Computer Vision Methods For Coral Reef Assessment


The world’s natural systems are at a tipping point and many biologists believe that we are facing a massive ecological extinction event as a result of anthropogenic impacts on the planet (Pimm et al. 1995, Wilson 2002). Globally coral reefs face an unprecedented convergence of stressors including overfishing, pollution, diseases, destructive fishing practices, sedimentation, and coastal development that have led to led to massive global declines (Kline et al 2005, Jackson et al 2001, Hughes et al., 2003 ;Pandolfi et al 2005; Hoegh-Guldberg, 2007).


Traditional coral reef monitoring has required trained experts scuba diving on reefs to specify coverage and health of the key ecological groups (corals, algae, other invertebrates, fish, bare substrate, etc.). Recently, photographs or videos now routinely complement such surveys by experts but there is lacking a rapid, objective, quantitative, and automated classification of digital imagery. New technologies are needed to improve the efficiency and objectivity of surveys to assess the health of global coral reef communities on appropriate temporal and spatial scales. Analyses of these growing digital image archives remain extremely constrained by the extensive effort required by coral experts.

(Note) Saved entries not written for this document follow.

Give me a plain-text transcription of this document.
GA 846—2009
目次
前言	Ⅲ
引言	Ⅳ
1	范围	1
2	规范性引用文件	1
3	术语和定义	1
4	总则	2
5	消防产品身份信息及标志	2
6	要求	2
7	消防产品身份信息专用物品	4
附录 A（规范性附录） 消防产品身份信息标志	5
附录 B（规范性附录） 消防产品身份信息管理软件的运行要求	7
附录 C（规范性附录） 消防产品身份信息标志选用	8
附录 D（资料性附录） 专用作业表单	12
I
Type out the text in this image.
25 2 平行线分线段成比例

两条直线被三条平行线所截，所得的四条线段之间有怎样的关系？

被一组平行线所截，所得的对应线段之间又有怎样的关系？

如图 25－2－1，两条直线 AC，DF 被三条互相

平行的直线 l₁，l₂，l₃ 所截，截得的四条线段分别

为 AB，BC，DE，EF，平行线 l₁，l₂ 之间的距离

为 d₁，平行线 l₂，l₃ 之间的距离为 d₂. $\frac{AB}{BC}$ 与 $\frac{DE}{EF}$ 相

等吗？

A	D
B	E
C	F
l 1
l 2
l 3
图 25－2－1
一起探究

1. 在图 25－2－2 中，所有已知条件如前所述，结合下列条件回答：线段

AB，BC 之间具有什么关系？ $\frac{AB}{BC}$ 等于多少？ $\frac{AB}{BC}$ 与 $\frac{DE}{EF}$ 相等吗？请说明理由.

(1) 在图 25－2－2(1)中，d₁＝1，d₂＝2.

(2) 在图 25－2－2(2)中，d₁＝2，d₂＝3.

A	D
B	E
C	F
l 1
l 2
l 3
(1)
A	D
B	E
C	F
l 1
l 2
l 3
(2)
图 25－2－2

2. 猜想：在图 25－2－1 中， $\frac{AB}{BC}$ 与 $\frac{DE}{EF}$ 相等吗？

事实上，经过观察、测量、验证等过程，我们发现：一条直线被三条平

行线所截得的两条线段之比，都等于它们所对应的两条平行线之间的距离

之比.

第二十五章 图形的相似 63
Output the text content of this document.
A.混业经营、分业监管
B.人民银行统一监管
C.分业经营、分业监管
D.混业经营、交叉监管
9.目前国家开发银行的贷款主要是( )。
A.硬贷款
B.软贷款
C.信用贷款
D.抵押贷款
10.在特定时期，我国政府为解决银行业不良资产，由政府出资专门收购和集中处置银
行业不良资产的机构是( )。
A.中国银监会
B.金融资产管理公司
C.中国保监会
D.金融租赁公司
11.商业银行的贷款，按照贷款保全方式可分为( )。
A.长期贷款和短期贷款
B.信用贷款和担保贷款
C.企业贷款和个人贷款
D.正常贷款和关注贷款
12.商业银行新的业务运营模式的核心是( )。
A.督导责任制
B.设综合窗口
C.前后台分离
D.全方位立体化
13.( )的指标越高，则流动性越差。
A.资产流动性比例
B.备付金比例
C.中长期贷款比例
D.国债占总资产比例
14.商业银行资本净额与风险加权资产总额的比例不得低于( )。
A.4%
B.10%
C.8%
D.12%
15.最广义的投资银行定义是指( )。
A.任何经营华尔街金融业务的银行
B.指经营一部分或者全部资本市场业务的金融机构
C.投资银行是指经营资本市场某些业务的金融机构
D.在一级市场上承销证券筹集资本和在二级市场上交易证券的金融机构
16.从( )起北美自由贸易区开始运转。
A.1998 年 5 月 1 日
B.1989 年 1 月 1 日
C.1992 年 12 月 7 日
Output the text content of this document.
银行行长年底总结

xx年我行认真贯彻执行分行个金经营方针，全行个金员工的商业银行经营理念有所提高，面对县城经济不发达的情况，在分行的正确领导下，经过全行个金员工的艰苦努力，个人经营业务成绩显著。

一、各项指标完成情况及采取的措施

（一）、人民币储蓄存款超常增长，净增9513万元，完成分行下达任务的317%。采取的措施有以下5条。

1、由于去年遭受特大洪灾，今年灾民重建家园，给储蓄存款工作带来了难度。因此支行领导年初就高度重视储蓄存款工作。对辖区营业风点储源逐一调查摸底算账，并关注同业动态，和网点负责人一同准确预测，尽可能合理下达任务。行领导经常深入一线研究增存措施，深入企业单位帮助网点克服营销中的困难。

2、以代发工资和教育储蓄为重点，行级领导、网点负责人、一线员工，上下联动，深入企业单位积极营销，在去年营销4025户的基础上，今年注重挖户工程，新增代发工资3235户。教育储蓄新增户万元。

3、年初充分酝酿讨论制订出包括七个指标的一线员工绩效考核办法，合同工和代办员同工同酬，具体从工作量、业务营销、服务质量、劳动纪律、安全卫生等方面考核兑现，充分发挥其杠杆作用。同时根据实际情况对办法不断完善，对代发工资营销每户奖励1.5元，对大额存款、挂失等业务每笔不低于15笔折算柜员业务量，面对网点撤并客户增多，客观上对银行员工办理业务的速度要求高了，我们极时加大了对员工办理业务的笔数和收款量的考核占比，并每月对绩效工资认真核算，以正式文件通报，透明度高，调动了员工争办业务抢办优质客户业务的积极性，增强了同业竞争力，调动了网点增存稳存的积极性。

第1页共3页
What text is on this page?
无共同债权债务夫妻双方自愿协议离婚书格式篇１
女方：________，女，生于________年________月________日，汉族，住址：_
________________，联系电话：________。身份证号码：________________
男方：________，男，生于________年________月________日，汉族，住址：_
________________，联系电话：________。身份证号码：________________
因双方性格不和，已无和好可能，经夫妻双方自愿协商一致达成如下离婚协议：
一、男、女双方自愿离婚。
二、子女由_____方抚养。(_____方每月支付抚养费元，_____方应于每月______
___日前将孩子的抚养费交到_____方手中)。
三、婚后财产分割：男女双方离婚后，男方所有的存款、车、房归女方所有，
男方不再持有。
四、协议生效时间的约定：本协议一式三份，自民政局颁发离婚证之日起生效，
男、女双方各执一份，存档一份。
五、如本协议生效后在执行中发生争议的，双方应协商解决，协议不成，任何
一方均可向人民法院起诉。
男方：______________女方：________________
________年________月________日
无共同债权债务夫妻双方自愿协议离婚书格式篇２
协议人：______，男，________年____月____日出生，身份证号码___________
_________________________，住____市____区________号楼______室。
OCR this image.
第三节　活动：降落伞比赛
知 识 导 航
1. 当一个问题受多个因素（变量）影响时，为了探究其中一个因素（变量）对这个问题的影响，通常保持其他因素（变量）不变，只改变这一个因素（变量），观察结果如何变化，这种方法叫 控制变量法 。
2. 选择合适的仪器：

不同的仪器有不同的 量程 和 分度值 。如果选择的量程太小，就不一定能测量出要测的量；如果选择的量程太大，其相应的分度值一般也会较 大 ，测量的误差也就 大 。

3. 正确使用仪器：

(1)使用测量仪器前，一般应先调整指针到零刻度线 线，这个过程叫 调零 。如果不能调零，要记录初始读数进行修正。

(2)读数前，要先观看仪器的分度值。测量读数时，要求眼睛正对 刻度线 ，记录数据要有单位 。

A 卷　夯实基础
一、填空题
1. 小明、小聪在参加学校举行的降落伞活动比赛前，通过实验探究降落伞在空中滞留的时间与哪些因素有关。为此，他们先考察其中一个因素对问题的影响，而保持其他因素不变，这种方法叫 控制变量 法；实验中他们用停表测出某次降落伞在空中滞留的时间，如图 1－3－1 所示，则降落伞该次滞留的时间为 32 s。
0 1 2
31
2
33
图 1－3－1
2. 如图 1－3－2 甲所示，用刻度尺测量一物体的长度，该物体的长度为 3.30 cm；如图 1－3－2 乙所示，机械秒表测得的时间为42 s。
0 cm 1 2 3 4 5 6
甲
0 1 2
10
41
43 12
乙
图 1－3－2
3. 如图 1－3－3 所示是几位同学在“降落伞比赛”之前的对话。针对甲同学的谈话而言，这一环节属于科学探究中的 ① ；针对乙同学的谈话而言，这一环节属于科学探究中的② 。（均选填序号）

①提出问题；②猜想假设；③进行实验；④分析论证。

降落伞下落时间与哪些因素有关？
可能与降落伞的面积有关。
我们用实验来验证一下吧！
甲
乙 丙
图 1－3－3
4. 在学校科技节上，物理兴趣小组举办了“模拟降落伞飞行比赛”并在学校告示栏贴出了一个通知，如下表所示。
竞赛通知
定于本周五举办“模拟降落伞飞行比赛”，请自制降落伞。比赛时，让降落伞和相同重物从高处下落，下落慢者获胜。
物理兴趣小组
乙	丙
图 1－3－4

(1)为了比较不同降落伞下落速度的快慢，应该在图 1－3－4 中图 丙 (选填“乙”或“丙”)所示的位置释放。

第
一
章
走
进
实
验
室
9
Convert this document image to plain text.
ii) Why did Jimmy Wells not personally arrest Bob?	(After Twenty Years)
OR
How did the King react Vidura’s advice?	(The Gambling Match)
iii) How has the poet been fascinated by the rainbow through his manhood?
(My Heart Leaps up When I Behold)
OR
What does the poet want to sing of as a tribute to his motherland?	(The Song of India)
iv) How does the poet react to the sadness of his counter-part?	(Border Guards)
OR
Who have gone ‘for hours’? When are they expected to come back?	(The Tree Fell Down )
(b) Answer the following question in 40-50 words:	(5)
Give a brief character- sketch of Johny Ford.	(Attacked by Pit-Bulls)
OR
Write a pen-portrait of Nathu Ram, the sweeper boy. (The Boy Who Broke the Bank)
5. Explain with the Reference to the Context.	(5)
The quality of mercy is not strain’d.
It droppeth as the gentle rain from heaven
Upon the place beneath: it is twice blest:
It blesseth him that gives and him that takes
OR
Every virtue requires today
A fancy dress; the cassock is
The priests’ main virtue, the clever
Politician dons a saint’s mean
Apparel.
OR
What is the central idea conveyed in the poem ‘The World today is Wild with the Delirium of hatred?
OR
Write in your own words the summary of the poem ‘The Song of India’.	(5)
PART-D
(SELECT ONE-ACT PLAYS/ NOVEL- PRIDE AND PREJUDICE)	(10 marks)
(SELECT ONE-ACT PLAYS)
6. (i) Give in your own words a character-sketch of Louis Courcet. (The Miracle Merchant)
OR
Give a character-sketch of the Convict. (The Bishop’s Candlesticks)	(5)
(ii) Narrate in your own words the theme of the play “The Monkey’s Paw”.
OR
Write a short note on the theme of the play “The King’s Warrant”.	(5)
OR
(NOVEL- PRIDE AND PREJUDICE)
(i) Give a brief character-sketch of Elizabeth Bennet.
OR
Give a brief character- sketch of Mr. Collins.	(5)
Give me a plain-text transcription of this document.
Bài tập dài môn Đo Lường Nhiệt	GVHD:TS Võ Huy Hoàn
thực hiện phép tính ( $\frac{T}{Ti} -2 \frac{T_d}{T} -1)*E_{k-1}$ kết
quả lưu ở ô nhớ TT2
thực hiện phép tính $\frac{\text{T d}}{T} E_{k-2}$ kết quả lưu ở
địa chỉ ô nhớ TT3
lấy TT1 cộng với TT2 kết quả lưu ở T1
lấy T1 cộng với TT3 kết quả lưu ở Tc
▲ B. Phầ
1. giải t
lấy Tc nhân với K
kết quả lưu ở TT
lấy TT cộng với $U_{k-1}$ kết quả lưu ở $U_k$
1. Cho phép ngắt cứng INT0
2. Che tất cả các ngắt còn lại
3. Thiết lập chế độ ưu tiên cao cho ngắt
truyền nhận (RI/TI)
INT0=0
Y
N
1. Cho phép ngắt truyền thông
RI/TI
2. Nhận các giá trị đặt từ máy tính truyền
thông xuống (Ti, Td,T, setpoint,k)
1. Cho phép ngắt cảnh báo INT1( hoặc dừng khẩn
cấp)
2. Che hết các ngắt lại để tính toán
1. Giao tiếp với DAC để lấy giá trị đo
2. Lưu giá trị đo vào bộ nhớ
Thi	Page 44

A convergence of several rapidly advancing technologies, including digital imaging, computational mass storage and processing speed, integrated with computer vision image analysis, now makes it feasible to acquire, archive, and digitally classify important aspects of coral reef community ecology and physiology. Computer vision technology has considerable potential to address these problems for coral reef ecosystems, but additional innovations by an interdisciplinary team are required to overcome challenges before a robust, automated cyber-enabled image analysis system can be confidently used for objective coral reef monitoring.

Main Challenges

  1. Developing computer vision methods to maximize the information that can be obtained from underwater digital images of coral reefs. The computer vision team will develop original segmentation and classification algorithms using our unprecedentedly large, unique data set of controlled, high resolution digital images of hundreds of tagged coral reef targets acquired over a 6 year period in Panama, and a 4 year period on the Great Barrier Reef. Portions of the datasets will first be classified by the coral ecology experts and then the classified images will be used to train the computer vision system, resulting in a state-of-the-art computational method for analyzing reef ecology.
  2. Development of an advanced underwater imaging system with co-registered RGB and fluorescence image planes to provide additional optical and physiological information that will increase the accuracy and speed of the classification process. Multispectral images, co-registered fluorescence images, turbidity data, ranging data, and other optical water column corrections and physiological measurements will be incorporated in order to maximize the discriminatory ability of the system. This system will be deployed as part of the continuing time-series in Panama and the Great Barrier Reef.